Como explica Xavier Vidal-Folch en el vídeo que encabeza este artículo, hasta ahora había tres escenarios posibles. El actual, sin fronteras de ningún tipo entre ambas partes del territorio y que cambiaría tras el Brexit. El de una "frontera dura", que devolvería a la zona a la situación previa a 1998 —año en que se firmaron los acuerdos de paz de Viernes Santo— y generaría un coste de 20.000 millones de libras (unos 22.000 millones de euros) anuales, según las primeras estimaciones. Y el de la salvaguarda, que mantendría a Irlanda del Norte dentro del mercado interior europeo.

La nueva propuesta

Controles en origen para los productos que se producen a un lado y se exportan al otro de la frontera invisible. Esa es la clave que manejan para la situación el británico ex alto cargo de la Comisión Europea Jonathan Faull y los especialistas en Derecho Joseph Weiler y Daniel Sarmiento. Los británicos velarían porque exportadores y productores de Irlanda del Norte cumplieran la normativa europea y, al revés, los europeos se encargarían de que las exportaciones desde la República de Irlanda hacia el Ulster, fueran acordes al derecho del Reino Unido. Así, ambas partes del territorio mantendrían sus autonomías regulatorias sin una frontera dura.

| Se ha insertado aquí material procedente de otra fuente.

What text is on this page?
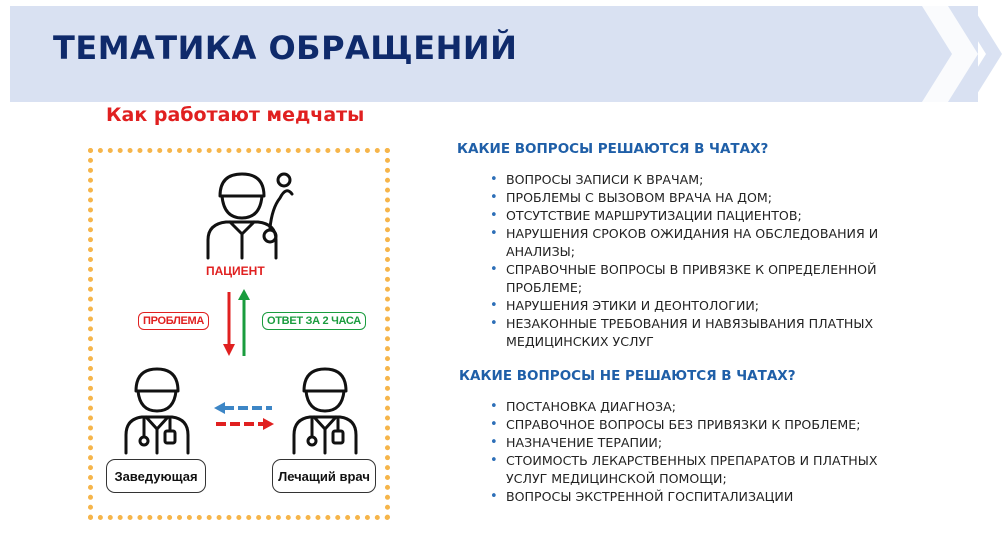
ТЕМАТИКА ОБРАЩЕНИЙ
Как работают медчаты
ПАЦИЕНТ
ПРОБЛЕМА	ОТВЕТ ЗА 2 ЧАСА
Заведующая	Лечащий врач
КАКИЕ ВОПРОСЫ РЕШАЮТСЯ В ЧАТАХ?
• ВОПРОСЫ ЗАПИСИ К ВРАЧАМ;
• ПРОБЛЕМЫ С ВЫЗОВОМ ВРАЧА НА ДОМ;
• ОТСУТСТВИЕ МАРШРУТИЗАЦИИ ПАЦИЕНТОВ;
• НАРУШЕНИЯ СРОКОВ ОЖИДАНИЯ НА ОБСЛЕДОВАНИЯ И АНАЛИЗЫ;
• СПРАВОЧНЫЕ ВОПРОСЫ В ПРИВЯЗКЕ К ОПРЕДЕЛЕННОЙ ПРОБЛЕМЕ;
• НАРУШЕНИЯ ЭТИКИ И ДЕОНТОЛОГИИ;
• НЕЗАКОННЫЕ ТРЕБОВАНИЯ И НАВЯЗЫВАНИЯ ПЛАТНЫХ МЕДИЦИНСКИХ УСЛУГ
КАКИЕ ВОПРОСЫ НЕ РЕШАЮТСЯ В ЧАТАХ?
• ПОСТАНОВКА ДИАГНОЗА;
• СПРАВОЧНОЕ ВОПРОСЫ БЕЗ ПРИВЯЗКИ К ПРОБЛЕМЕ;
• НАЗНАЧЕНИЕ ТЕРАПИИ;
• СТОИМОСТЬ ЛЕКАРСТВЕННЫХ ПРЕПАРАТОВ И ПЛАТНЫХ УСЛУГ МЕДИЦИНСКОЙ ПОМОЩИ;
• ВОПРОСЫ ЭКСТРЕННОЙ ГОСПИТАЛИЗАЦИИ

Para no fiarlo todo a la buena voluntad de la otra parte, la iniciativa contempla la creación de centros de control de la UE en Reino Unido y de Londres en Irlanda. También recoge severas sanciones para los incumplimientos y los exportadores tendrían que mostrar a los transportistas documentos que certifiquen que su mercancía cumple con los estándares de la otra parte.